Asian stocks rise as Wall Street extends record week, traders eye Fed policy
Markets mostly higher across Asia as U.S. equities near record highs amid expectations of further rate cuts; bonds, energy, and currencies move in response to policy outlook.

Asian shares were broadly higher Monday, extending the optimism from Wall Street’s record week as investors priced in the prospect of continued Federal Reserve rate cuts and a gradual path for central-bank action. In Tokyo, Japan, the Nikkei 225 jumped about 1.5% in morning trading to 45,729.33, rebounding from a late-week dip tied to concerns over potential Bank of Japan sales of its holdings. Market participants treated any BOJ move as likely to unfold gradually, easing some nerves that had followed the lender’s signaling of possible asset sales.
Australia’s S&P/ASX 200 rose 0.4% to 8,811.10, while South Korea’s Kospi gained 0.8% to 3,472.82. Hong Kong’s Hang Seng slipped 0.9% to 26,306.60, and China’s Shanghai Composite was little changed, nudging up less than 0.1% to 3,821.83 as traders weighed policy and growth signals from the world’s second-largest economy.
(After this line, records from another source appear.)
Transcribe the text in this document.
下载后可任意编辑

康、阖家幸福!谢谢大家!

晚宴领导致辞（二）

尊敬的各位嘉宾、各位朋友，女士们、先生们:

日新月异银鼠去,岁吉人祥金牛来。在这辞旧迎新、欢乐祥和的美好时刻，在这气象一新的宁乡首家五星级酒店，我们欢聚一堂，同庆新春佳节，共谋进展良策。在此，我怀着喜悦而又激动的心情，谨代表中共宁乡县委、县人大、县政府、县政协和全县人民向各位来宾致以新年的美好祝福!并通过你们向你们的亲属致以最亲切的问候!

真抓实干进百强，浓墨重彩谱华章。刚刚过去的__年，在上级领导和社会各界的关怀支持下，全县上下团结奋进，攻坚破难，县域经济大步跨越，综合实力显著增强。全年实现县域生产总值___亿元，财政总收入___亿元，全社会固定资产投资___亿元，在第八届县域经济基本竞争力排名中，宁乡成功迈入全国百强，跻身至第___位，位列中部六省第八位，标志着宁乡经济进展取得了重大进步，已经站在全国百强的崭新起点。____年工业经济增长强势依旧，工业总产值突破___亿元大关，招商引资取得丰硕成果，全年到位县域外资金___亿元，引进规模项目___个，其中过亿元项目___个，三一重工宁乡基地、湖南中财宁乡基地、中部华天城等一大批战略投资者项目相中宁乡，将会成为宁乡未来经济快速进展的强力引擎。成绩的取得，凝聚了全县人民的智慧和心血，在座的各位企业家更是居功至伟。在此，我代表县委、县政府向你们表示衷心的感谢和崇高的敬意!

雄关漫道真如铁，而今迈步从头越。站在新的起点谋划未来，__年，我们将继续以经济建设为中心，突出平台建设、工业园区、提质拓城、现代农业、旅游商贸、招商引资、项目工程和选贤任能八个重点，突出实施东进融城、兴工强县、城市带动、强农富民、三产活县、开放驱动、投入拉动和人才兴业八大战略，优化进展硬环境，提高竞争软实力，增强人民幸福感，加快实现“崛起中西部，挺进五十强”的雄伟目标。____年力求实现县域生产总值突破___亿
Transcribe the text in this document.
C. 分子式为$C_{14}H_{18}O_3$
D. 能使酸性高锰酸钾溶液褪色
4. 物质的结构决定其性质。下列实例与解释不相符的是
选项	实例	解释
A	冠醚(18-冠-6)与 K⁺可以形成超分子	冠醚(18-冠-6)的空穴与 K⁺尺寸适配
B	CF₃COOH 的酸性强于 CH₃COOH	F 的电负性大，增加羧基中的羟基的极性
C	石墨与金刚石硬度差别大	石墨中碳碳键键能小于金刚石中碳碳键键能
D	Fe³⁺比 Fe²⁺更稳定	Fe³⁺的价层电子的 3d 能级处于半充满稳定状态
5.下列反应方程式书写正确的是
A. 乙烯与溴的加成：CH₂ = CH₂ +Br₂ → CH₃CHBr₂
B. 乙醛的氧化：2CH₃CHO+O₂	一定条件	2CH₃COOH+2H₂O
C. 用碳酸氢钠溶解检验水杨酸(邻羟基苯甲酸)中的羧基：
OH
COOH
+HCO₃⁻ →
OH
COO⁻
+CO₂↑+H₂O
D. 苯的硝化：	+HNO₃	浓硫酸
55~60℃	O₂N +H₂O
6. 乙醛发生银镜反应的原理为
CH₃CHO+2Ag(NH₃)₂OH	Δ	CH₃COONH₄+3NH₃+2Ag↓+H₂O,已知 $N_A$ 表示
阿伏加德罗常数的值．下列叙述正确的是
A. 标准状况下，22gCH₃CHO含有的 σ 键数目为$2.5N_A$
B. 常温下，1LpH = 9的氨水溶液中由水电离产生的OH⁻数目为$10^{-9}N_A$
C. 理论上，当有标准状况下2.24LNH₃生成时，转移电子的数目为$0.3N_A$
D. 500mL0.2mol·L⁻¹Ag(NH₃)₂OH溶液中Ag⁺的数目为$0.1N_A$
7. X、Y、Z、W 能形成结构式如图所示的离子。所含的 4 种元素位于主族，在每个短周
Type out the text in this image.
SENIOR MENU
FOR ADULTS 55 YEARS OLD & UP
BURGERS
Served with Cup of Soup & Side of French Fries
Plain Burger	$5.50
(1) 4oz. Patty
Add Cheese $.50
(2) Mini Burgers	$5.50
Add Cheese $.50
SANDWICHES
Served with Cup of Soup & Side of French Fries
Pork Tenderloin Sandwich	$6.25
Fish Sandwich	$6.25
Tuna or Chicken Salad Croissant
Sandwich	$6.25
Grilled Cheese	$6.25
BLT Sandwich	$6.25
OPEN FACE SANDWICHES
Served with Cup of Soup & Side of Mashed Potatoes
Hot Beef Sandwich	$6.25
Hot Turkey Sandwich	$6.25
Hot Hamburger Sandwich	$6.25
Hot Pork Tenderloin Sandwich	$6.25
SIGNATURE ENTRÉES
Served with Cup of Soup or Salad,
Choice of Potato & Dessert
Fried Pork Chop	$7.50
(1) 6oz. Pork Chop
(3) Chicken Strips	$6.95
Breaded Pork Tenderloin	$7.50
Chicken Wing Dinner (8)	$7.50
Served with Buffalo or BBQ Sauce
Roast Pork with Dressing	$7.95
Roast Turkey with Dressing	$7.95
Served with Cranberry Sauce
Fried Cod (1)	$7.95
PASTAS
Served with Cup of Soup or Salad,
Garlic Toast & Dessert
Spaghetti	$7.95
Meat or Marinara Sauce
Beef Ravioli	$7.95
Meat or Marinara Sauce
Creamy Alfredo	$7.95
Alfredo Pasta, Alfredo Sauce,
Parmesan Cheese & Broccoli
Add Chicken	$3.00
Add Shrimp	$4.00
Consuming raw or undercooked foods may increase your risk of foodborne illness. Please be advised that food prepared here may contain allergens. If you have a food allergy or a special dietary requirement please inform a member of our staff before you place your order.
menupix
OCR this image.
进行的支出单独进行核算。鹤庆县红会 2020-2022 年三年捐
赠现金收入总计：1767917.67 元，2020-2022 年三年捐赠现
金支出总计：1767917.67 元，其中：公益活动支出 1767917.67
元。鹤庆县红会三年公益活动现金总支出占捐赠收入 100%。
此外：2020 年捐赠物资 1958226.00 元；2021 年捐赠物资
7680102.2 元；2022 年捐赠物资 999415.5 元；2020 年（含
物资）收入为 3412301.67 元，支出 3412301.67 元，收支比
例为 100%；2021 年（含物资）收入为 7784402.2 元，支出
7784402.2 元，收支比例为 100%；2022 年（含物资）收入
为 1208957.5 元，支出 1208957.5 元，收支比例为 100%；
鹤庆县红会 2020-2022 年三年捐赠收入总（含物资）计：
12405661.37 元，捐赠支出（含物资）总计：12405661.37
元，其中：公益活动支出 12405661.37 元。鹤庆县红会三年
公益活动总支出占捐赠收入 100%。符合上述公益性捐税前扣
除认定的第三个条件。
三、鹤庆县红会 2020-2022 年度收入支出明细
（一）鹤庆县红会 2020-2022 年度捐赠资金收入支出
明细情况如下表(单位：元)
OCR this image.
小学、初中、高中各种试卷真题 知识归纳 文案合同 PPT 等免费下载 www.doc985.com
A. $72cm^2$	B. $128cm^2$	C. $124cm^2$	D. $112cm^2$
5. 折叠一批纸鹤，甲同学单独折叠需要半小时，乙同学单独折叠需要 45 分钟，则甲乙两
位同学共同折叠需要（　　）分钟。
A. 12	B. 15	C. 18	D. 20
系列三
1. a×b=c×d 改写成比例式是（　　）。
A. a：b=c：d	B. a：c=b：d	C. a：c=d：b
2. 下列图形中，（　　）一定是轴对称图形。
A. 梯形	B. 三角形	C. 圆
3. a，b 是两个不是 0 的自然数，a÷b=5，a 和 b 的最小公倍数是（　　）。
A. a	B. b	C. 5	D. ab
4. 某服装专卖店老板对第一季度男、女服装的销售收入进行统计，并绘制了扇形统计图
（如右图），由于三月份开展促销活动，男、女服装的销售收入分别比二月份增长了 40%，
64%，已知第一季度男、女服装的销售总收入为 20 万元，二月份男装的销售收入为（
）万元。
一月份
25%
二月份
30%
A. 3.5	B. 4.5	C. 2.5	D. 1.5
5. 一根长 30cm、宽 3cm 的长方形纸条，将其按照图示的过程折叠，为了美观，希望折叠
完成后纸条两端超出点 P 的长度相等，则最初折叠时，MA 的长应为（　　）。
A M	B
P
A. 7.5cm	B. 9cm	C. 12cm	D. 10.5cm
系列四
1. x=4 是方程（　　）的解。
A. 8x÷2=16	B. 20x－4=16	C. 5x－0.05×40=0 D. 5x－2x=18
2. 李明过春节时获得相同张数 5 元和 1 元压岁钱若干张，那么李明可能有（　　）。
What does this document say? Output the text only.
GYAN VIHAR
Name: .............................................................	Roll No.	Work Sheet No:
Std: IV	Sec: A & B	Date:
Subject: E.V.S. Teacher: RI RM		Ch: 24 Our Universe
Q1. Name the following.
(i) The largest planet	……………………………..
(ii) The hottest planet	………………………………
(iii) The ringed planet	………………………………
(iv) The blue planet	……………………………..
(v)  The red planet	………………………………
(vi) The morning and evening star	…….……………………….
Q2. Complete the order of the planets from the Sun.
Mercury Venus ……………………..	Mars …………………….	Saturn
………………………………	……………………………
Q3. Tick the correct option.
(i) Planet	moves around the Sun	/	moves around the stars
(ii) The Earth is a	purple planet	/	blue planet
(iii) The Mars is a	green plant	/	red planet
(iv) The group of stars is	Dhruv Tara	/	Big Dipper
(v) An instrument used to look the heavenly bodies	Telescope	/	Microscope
In the United States, benchmarks closed last week with fresh records as the market anticipated further rate reductions from the Fed.
The S&P 500 rose 0.5% to 6,664.36, marking a sixth weekly gain in seven weeks on a rolling basis. The Dow Jones Industrial Average added 172 points, or 0.4%, to 46,315.27, and the Nasdaq composite climbed 0.7% to 22,631.48. All three indices finished the week at all-time highs for a second straight session, a run supported by expectations that the Fed will continue to cut rates to bolster the economy. The central bank delivered its first rate cut of the year last Wednesday, reinforcing the view that borrowing costs may be trimmed again if inflation cooperates and the labor market cools.
If the Fed sustains its planned rate cuts, housing and related sectors could receive an additional lift, offering a potential tailwind for financial markets. Yet investors remain wary that the pace and magnitude of forthcoming cuts could disappoint if inflation does not ease as quickly as hoped or if the central bank signals a slower pace. As traders monitor Fed communications and speeches scheduled this week, they will parse any clues about the trajectory of policy in the months ahead, including how much rate relief might be priced in by equity and bond markets. Jay Woods, chief market strategist at Freedom Capital Markets, cautioned that the market’s momentum can feel relentless but warned against assuming uninterrupted gains: "Every time the market seems to be running out of momentum, it fools most of us by pushing to higher heights. As traders continue to monitor new highs on a daily basis, they are really focused on what Fed officials will have to say as they make the speaking rounds this week."
In the bond market, the yield on the benchmark 10-year Treasury note edged up to around 4.12% last Friday from 4.11% late the previous session, reflecting a steady appetite for government debt alongside higher rate expectations. In energy trading, U.S. crude rose about 34 cents to $63.02 a barrel, while Brent crude, the international benchmark, added roughly 40 cents to $67.08 a barrel. In currency markets, the dollar strengthened to about 148.31 yen from 147.91 yen, and the euro traded around $1.1733 against the dollar.
Further supporting the policy backdrop, Fed officials have signaled more rate cuts are likely this year and next, though concrete timing remains subject to inflation progress and employment data. Fed Chair Jerome Powell said last week that the central bank may have to move quickly if inflation remains stubbornly high even as job growth slows, a nuance that keeps traders watching for fresh cues on the balance between growth and price pressures. As the week unfolds, market participants will also weigh how ongoing tariffs and external pressures could shape inflation trajectories and demand for risk assets.